Yesterday had an early dinner at EAK Ramen (thanks, Mark), 469 6th Ave., rich ramen along with Kawaba Sunrise Ale. This morning I took the subway to the East Village and went to Abraco, thanks to tip from my friend Doug. Unique coffee shop, great coffee and pastries, long lines that never abated, no stinkin laptops allowed, wonderful place, good vibes, latte as good as it gets. When I left, I gave the manager, a cool guy who was moving around with alacrity and humor, a mini-copy of Tiny Homes. When I was out in the street, he ran out and said: “Lloyd, this is brilliant.” So good when people get it.

I walked around the corner, and there was Do Kham, a Tibetan shop with elegant things in the window. Serendipity at work. I went in, and everything was just right. The owner, Phelgye Kelden, is a former Tibetan monk, who has assembled a shop of totally wonderful things. His specialty is Tibetan hats, which he designs, and which have been featured in Vanity Fair, Elle, and other major fashion magazines:

I had vowed not to buy anything on this trip, but, ahem…a beautiful wool scarf, a necklace of prayer beads, a rock carved with Om Mani Padme Hum: “Tibetan Buddhists believe that saying the mantra (prayer), Om Mani Padme Hum, out loud or silently to oneself, invokes the powerful benevolent attention and blessings of Chenrezig, the embodiment of compassion.” So as I walk around today, I’m chanting it to myself.
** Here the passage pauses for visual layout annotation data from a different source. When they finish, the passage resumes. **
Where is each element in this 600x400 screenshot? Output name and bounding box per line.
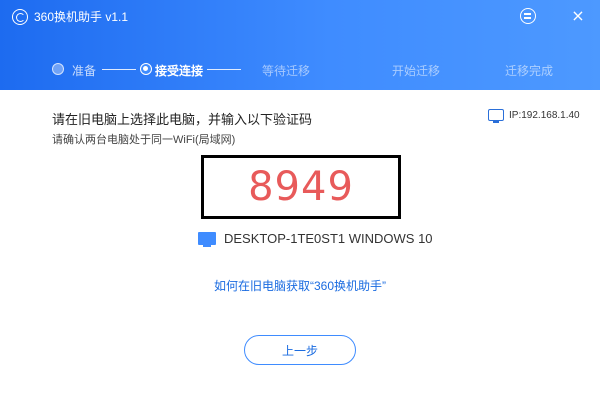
feedback-bubble-icon bbox=[520, 8, 536, 24]
computer-icon bbox=[198, 231, 216, 247]
back-button[interactable]: 上一步 bbox=[244, 335, 356, 365]
instruction-subtitle: 请确认两台电脑处于同一WiFi(局域网) bbox=[52, 134, 236, 146]
feedback-button[interactable] bbox=[518, 6, 538, 26]
step-4-label: 开始迁移 bbox=[392, 64, 441, 78]
close-button[interactable]: × bbox=[568, 6, 588, 26]
step-connector bbox=[102, 69, 136, 70]
header-banner: 360换机助手 v1.1 × 准备 接受连接 等待迁移 开始迁移 迁移完成 bbox=[0, 0, 600, 90]
verification-code: 8949 bbox=[248, 164, 354, 210]
step-2-indicator bbox=[140, 63, 152, 75]
app-logo-icon bbox=[12, 9, 28, 25]
app-title: 360换机助手 v1.1 bbox=[34, 10, 129, 24]
step-3-label: 等待迁移 bbox=[262, 64, 311, 78]
help-link[interactable]: 如何在旧电脑获取“360换机助手” bbox=[0, 277, 600, 294]
verification-code-box: 8949 bbox=[201, 155, 401, 219]
step-1-indicator bbox=[52, 63, 64, 75]
device-info: DESKTOP-1TE0ST1 WINDOWS 10 bbox=[198, 228, 433, 248]
monitor-icon bbox=[488, 109, 504, 123]
instruction-title: 请在旧电脑上选择此电脑，并输入以下验证码 bbox=[52, 112, 313, 127]
step-2-label: 接受连接 bbox=[155, 64, 204, 78]
title-bar[interactable]: 360换机助手 v1.1 × bbox=[0, 0, 600, 34]
progress-steps: 准备 接受连接 等待迁移 开始迁移 迁移完成 bbox=[0, 58, 600, 82]
step-5-label: 迁移完成 bbox=[505, 64, 554, 78]
step-connector bbox=[207, 69, 241, 70]
device-name: DESKTOP-1TE0ST1 WINDOWS 10 bbox=[224, 230, 433, 246]
step-1-label: 准备 bbox=[72, 64, 97, 78]
ip-address-area: IP:192.168.1.40 bbox=[488, 106, 580, 124]
ip-address-text: IP:192.168.1.40 bbox=[509, 109, 580, 121]
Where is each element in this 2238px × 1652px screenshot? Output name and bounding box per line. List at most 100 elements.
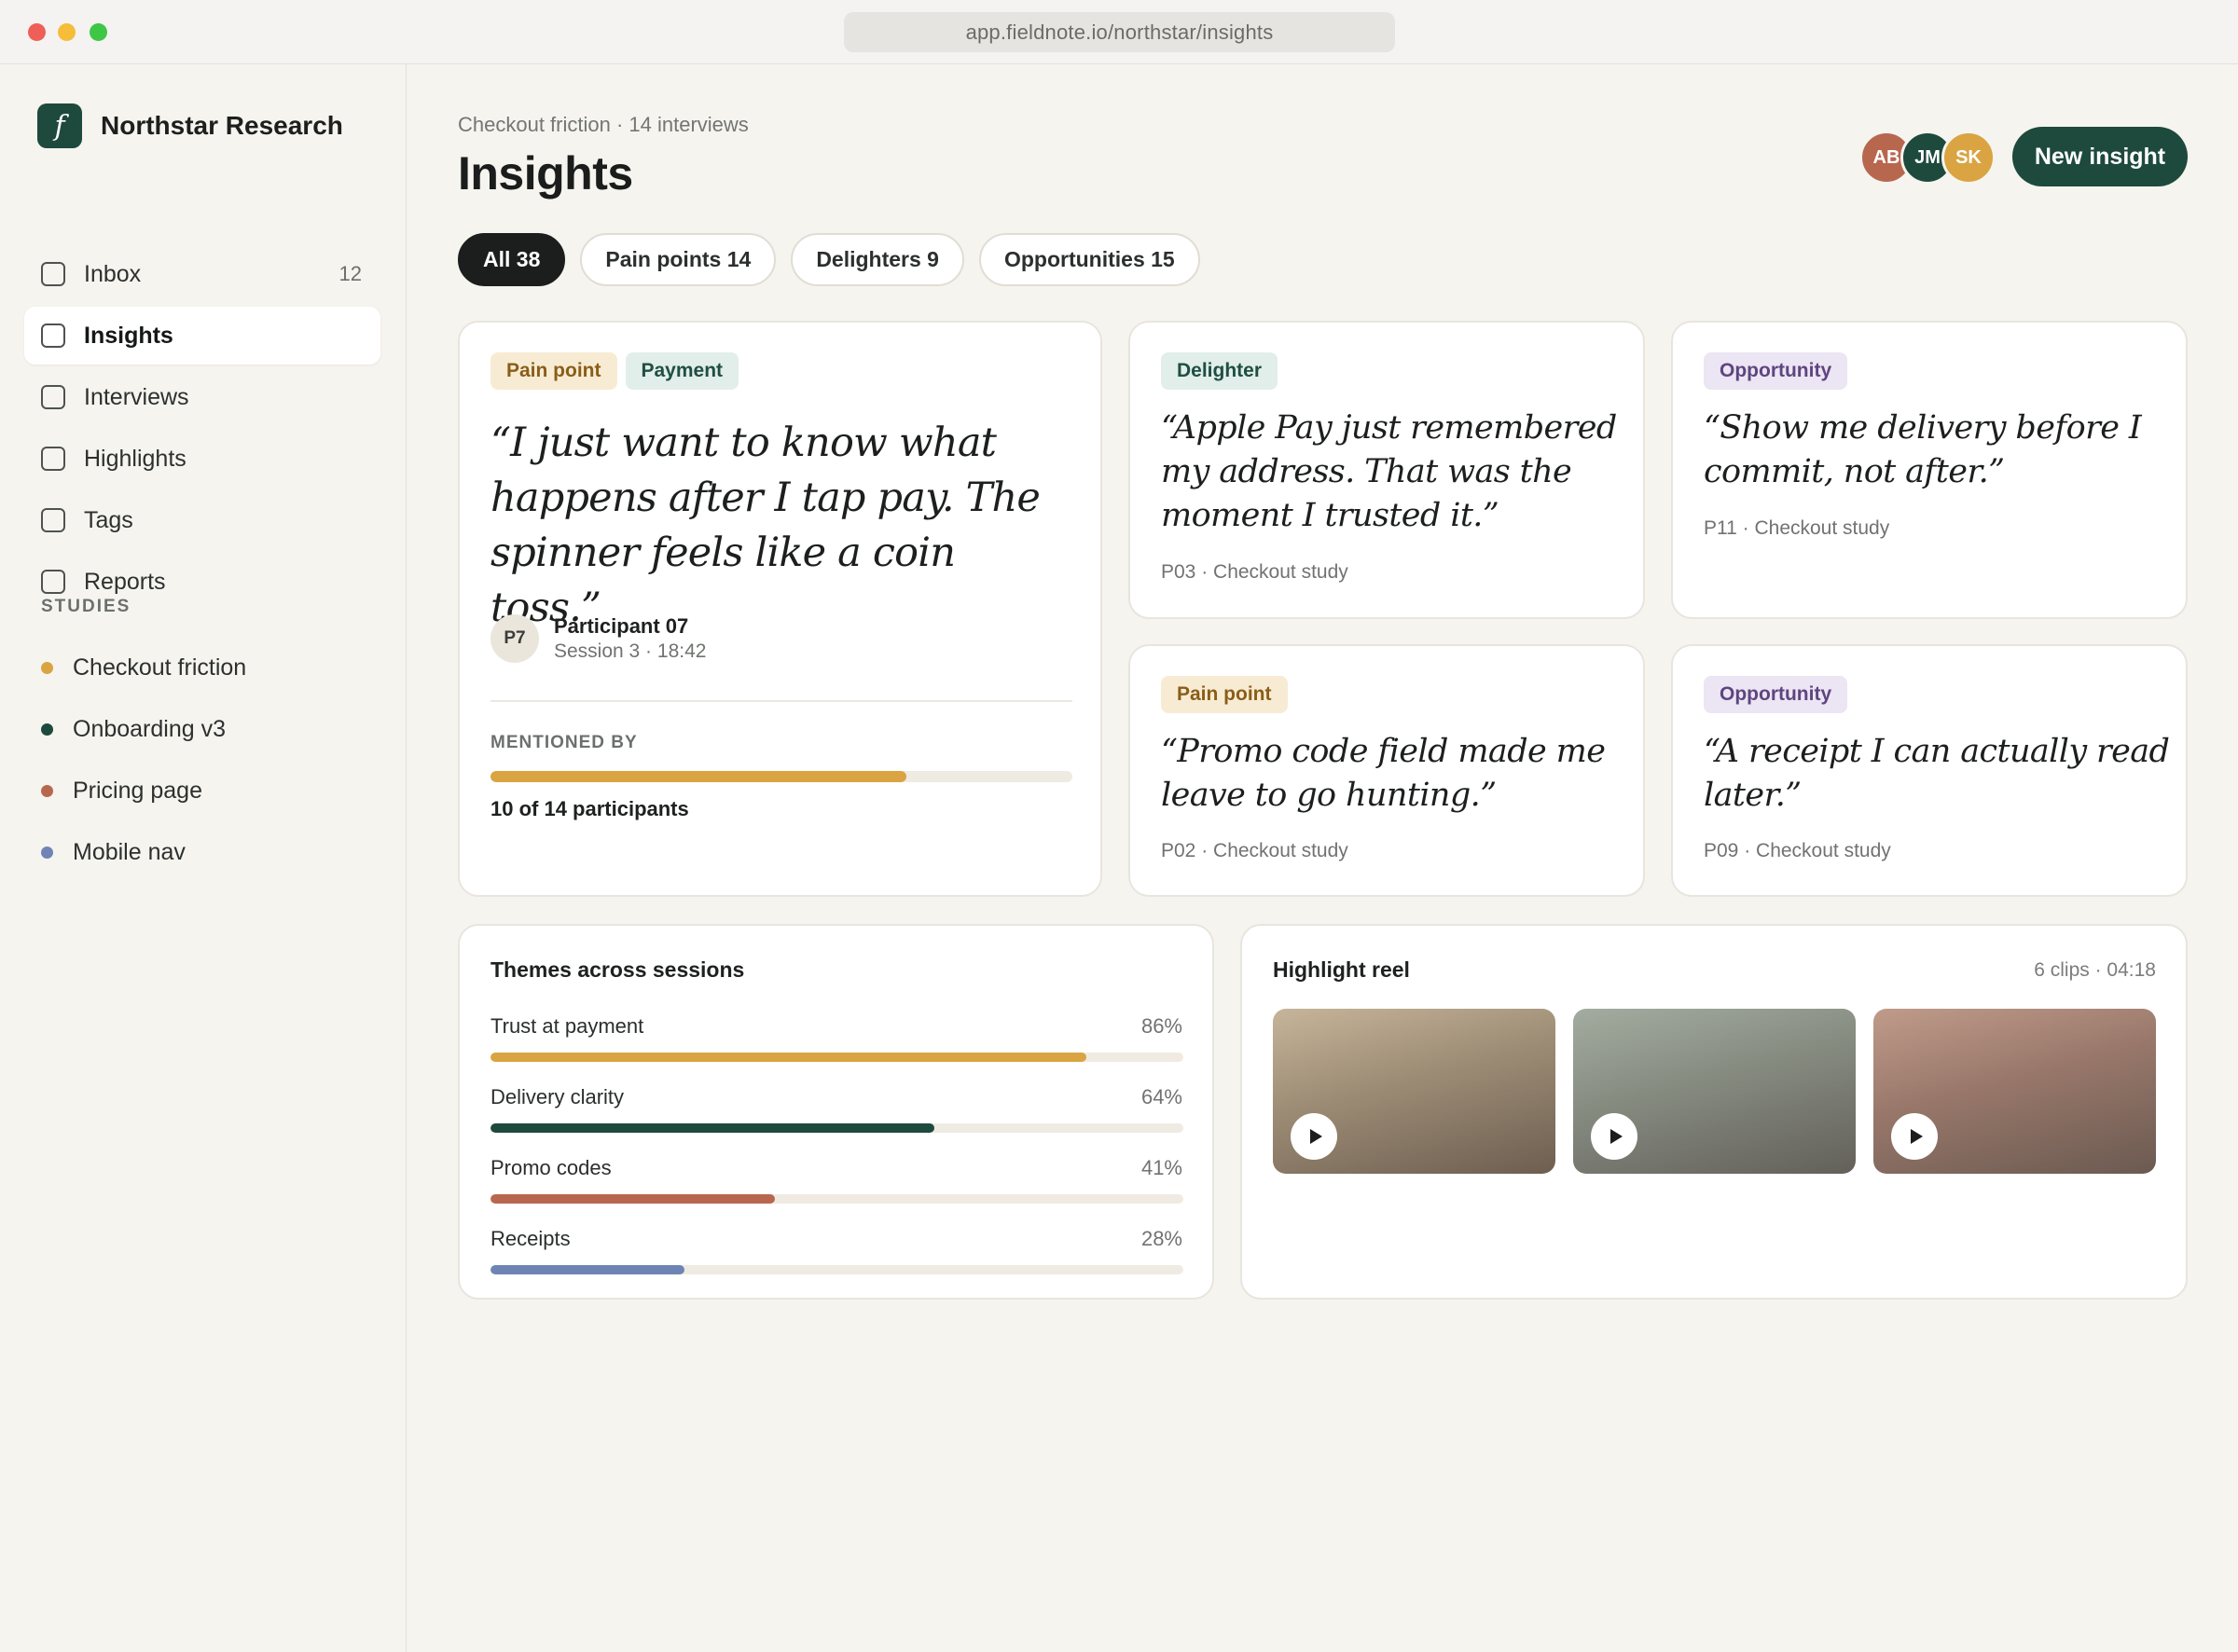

It’s been hot and muggy this week here, like it usually is in August. (Global warming is a hoax, right? )Walking along St. Mark’s place, I spied St. Dymphna’s Pub, and it looked authentic, cool (in both senses), and I went in and had a pint of Guiness and talked to the bartender and the guy next to me, a director of plays, and a native of Philly about a variety of subjects as we watched Serena Williams in the French Open. A good restaurant? They recommended Cafe Mogador, across the street, Moroccan, and crowded, and good.

I’ve finally learned to overcome shyness when traveling and ask-ask-ask. I think 90% of the places I’ve eaten, visited, or had coffee at on this trip were by following recommendations of friends and strangers.